At its foot is the imposing crag of Castle Rock, on which rock climbers have developed some 60 named routes.
Seen from the west, Watson’s Dodd is a noticeable shoulder on the Helvellyn ridge, north of Sticks Pass. The summit stands on the main ridge of the Helvellyn range at the point where the south-west ridge of Great Dodd and the north-west ridge of Stybarrow Dodd meet and merge. From this point a shoulder drops into the valley of the How Beck at Legburthwaite. This shoulder, part of the High Fells of St John’s Common, is sharply defined by the deep valleys of Mill Gill to its north and Stanah Gill to its south. It slopes gently to around the 500 m contour, and then drops more steeply into the valley over a number of rocky crags. Just before reaching the valley, part of this shoulder rises again to the high, precipitous crag known as Castle Rock.

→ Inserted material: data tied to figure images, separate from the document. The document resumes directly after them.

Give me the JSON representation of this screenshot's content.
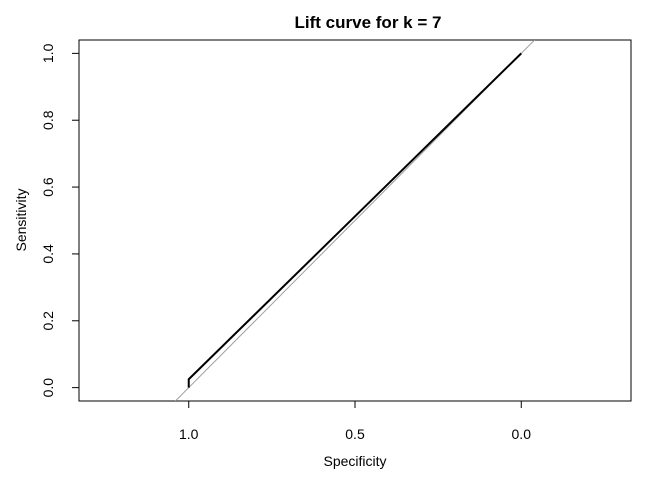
{
  "chart_data": {
    "type": "line",
    "title": "Lift curve for k = 7",
    "xlabel": "Specificity",
    "ylabel": "Sensitivity",
    "x_reversed": true,
    "xlim": [
      1.33,
      -0.33
    ],
    "ylim": [
      -0.04,
      1.04
    ],
    "x_ticks": [
      "1.0",
      "0.5",
      "0.0"
    ],
    "x_tick_values": [
      1.0,
      0.5,
      0.0
    ],
    "y_ticks": [
      "0.0",
      "0.2",
      "0.4",
      "0.6",
      "0.8",
      "1.0"
    ],
    "y_tick_values": [
      0.0,
      0.2,
      0.4,
      0.6,
      0.8,
      1.0
    ],
    "grid": false,
    "legend": "none",
    "reference_line": {
      "from": {
        "x": 1.04,
        "y": -0.04
      },
      "to": {
        "x": -0.04,
        "y": 1.04
      },
      "color": "#a0a0a0"
    },
    "series": [
      {
        "x": [
          1.0,
          1.0,
          0.0
        ],
        "y": [
          0.0,
          0.025,
          1.0
        ],
        "color": "#000000"
      }
    ]
  }
}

On the eastern side of the ridge the deep valley of Browndale Beck separates Great Dodd from Stybarrow Dodd, so that Watson’s Dodd has no eastern flanks at all other than its triangular summit plateau.
The highest point on Watson’s Dodd has an elevation of 789 m, a prominence of only 11 m above the slight depression separating it from Stybarrow Dodd.
Watson’s Dodd stands on the main watershed between the Derwent river system to the west, and Ullswater (and the Eden river system) to the east. Streams on the west are now captured by a water leat and diverted into Thirlmere reservoir.
Standing at the top of the Vale of St John’s, the nearly vertical Castle Rock juts out from the hillside with rock faces on three sides. The castle-like profile is made still more picturesque by a garland of mixed woodland around the lower slopes. This rock has attracted the admiring views of visitors since the start of tourism to the Lakes. Thomas West in 1778 referred to the valley ‘nobly terminated by the castle-like rock of St. John’. Jonathan Otley in 1823 knew the rock as ‘the massive rock of Green Crag, sometimes called the Castle Rock of St. John's’. The Scottish lawyer and novelist Sir Walter Scott, wrote his romantic narrative-poem The Bridal of Triermain in 1812. In this, Castle Rock appears as the setting for the Enchanted Castle from which the hero, Sir Roland de Vaux of Triermain, must rescue the maiden, Gyneth. Triermain was the name of a fiefdom in the barony of Gilsland in north-east Cumberland; a pele-tower near Birdoswald still bears the name.